- Total Confident Earnings Can Withstand Volatile in Oil Prices
French oil major Total said Thursday it planned to increase its dividend to shareholders as it expressed confidence earnings could withstand the current volatility in oil prices.
Total said in a statement that its headline net profit soared 22 percent to $6.2 billion (5.8 billion euros) in 2016.
However, the adjusted net profit, which is tracked by analysts because it excludes one-off items, fell by 21 percent to $8.3 billion.
And revenues were down nine percent at $149.7 billion.
Oil prices “were highly volatile in 2016, fluctuating between $27 per barrel and $58 per barrel,” said chief executive Patrick Pouyanne.
The average price of oil declined by 17 percent and the average price of gas by 25 percent, he noted.
“In this difficult environment, the group demonstrated its resilience by generating adjusted net income of $8.3 billion,” Pouyanne said.
“In this context, the board of directors proposes to increase the dividend, despite the volatility of hydrocarbon prices, to 2.45 euros per share. This demonstrates the board’s confidence in the strength of the group’s results and balance sheet as well as its prospects for cash flow growth.”
In the fourth quarter of 2016 alone, Total said its revenues grew by 12 percent to $42.3 billion and adjusted net profit was up 16 percent at $2.4 billion.
The unadjusted, or headline, earnings figure swung back to a profit from a year-earlier loss, driven by a rebound in oil prices to $50-$55 following a deal reached by oil producers in December to slash output by almost two million barrels per day.
The oil market still had not stabilised, said CEO Pouyanne, pointing out that the price of oil was still only half of what it had been in mid-2014. And he predicted “some volatility” in 2017.
Nevertheless, the CEO insisted he was “optimistic. We’ve shown that we’re capable of adapting.”
Among the other oil majors, only US-based Chevron has increased its payout to shareholders, while Shell, BP and Exxonmobil have all decided to leave their dividends unchanged.

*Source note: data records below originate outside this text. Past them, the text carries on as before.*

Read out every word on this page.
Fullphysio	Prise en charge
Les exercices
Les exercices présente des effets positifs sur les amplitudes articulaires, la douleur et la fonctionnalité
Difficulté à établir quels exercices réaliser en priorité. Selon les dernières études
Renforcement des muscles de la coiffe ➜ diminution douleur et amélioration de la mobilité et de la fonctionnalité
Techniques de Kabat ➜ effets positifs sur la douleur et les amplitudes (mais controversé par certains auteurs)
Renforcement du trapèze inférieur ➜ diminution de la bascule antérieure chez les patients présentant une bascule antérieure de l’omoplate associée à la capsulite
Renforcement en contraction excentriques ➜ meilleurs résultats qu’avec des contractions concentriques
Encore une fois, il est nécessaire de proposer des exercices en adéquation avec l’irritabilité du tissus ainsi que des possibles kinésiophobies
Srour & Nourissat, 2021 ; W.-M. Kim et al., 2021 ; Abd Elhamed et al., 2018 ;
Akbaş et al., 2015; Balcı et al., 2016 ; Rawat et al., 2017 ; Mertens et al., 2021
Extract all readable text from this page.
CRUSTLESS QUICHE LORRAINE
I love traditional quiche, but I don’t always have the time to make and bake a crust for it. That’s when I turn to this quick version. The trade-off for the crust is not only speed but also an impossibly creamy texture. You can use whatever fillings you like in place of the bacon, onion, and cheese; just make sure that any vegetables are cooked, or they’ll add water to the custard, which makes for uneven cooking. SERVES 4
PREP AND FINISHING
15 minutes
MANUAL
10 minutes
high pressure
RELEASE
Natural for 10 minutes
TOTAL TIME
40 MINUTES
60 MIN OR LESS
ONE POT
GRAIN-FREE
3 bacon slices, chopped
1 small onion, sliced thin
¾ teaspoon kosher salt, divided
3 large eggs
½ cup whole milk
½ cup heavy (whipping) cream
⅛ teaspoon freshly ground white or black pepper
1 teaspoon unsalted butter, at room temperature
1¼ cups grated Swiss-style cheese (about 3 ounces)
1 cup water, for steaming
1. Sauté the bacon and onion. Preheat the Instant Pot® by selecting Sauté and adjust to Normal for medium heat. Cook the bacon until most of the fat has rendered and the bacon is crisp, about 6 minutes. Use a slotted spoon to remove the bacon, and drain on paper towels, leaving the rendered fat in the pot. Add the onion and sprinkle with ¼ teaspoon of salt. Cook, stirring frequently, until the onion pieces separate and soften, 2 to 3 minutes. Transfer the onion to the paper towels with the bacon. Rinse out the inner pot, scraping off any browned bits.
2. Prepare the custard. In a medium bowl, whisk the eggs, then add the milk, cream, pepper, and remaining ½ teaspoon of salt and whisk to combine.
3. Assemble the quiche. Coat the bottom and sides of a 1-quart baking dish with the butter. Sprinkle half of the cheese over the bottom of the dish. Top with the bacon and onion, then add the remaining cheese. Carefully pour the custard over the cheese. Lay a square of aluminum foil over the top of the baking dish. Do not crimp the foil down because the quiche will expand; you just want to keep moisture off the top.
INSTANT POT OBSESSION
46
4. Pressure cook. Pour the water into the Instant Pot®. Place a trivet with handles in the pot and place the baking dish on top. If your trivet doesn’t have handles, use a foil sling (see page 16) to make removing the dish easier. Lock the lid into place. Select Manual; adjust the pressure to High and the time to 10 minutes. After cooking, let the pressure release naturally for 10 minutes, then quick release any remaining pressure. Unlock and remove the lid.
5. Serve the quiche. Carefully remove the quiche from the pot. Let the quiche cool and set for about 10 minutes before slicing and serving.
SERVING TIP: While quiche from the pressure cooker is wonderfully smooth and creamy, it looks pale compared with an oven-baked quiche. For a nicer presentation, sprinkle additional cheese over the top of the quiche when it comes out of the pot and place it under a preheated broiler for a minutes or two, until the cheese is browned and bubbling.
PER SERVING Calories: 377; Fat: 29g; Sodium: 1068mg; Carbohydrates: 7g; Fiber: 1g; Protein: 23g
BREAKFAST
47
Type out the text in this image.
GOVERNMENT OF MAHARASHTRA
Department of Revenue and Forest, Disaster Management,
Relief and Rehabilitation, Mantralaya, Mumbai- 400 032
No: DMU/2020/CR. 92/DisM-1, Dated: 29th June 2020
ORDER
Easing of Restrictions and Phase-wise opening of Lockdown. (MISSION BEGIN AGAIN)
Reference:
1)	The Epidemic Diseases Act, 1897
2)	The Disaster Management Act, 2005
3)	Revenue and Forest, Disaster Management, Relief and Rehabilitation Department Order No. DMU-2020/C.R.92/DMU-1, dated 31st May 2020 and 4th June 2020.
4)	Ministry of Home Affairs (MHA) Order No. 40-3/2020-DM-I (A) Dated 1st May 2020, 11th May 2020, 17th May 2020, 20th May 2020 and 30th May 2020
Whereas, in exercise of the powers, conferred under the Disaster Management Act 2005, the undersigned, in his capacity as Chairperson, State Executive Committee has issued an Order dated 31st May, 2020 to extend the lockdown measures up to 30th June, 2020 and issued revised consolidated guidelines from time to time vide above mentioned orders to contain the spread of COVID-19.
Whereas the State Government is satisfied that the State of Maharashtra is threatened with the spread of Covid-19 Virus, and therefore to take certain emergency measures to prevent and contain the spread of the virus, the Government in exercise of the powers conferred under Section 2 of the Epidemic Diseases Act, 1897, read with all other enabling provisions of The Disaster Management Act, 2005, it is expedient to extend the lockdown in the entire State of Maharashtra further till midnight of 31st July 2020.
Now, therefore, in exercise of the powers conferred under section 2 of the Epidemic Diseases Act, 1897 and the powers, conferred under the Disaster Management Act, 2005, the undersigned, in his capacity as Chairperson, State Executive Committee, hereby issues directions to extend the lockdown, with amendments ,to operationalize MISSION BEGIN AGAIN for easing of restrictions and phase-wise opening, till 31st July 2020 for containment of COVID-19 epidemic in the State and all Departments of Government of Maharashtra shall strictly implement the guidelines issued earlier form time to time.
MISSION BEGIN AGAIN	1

After investing $18.3 billion in 2016, Total plans to lower investments to $16-17 billion this year and cut costs by $3.5 billion, Pouyanne continued.
At around 1000 GMT, Total shares were outperforming the overall market on the Paris stock exchange, adding 0.7 percent while the blue-chip CAC 40 index was up 0.4 percent.
Analysts at RBC Capital Markets welcomed the group’s “solid results” while a Paris-based analyst predicted that Total “will outperform its rivals in the short to medium term.”